With the development of wind power technology, power electronics technology and control technology, future wind farm reactive power control technology will be based on "closed-loop" control, through the coordinated operation of wind turbine generators, reactive power compensation devices, and power grids, to achieve no wind farms Effective control of the work.

For product applications, GE Wind has developed a closed-loop wind farm voltage control called WindVAR. Dynamic reactive power control can provide reactive power and stable voltage to the grid.
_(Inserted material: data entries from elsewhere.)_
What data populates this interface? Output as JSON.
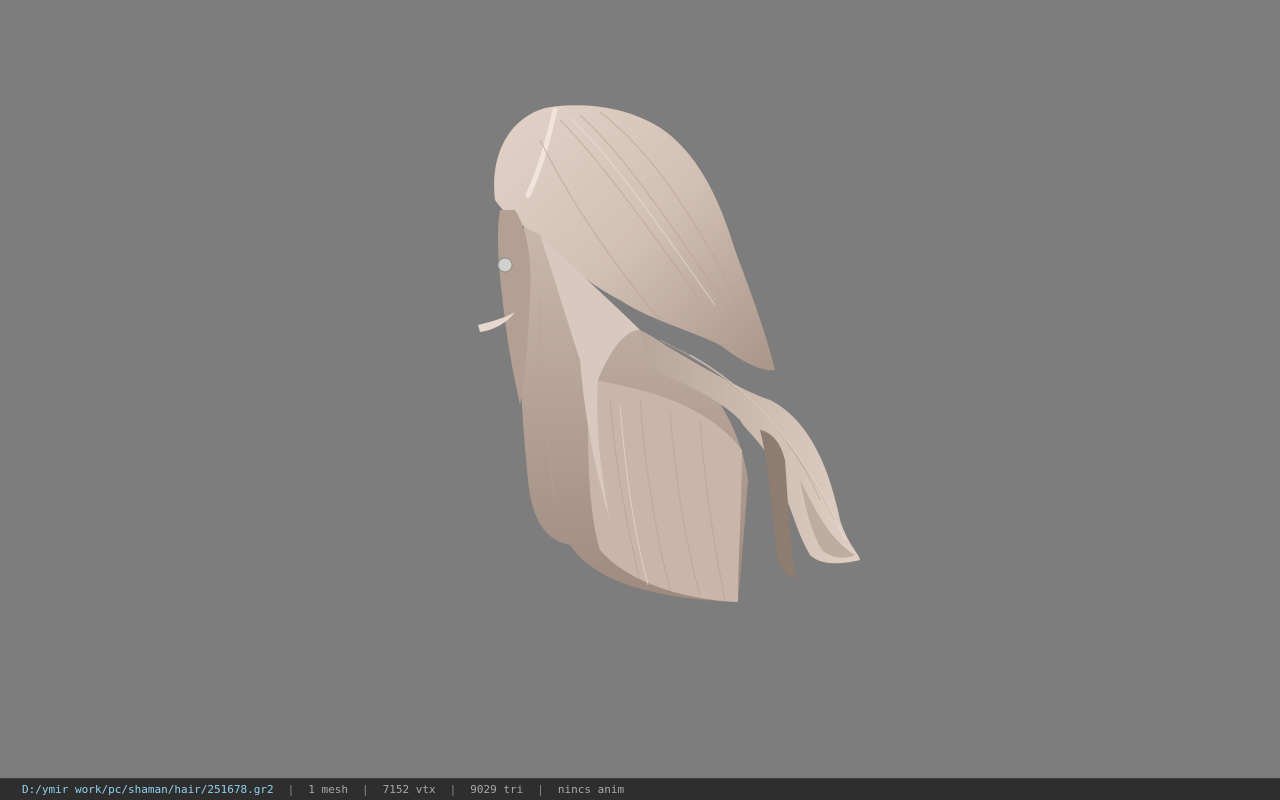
{
  "statusbar": {
    "file_path": "D:/ymir work/pc/shaman/hair/251678.gr2",
    "separator": "|",
    "mesh_count": "1 mesh",
    "vertex_count": "7152 vtx",
    "triangle_count": "9029 tri",
    "anim_status": "nincs anim"
  },
  "viewport": {
    "background_color": "#7d7d7d",
    "model_color": "#d8c6ba"
  }
}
With a fan with dynamic reactive power control, voltage control and regulation are performed by power electronic devices mounted on the fan.

European related power companies and technical institutes and the American Wind Energy Association (AWEA) have developed relevant guidelines for wind power generation and IEEE-1547 (distributed power supply and power system access standards), including voltage stability control/reactive power compensation The content requires to ensure that the bus voltage of the wind farm is stable within a certain range and to ensure that the power quality is qualified.

At present, in the forthcoming national wind power grid new national standard, not only does the wind turbine require reactive voltage regulation, but it also requires low voltage ride through capability. The promulgation of the new national standard will promote the development of wind power-related industrial technologies in a more grid-friendly manner, and realize the smooth and large-scale adoption of wind power.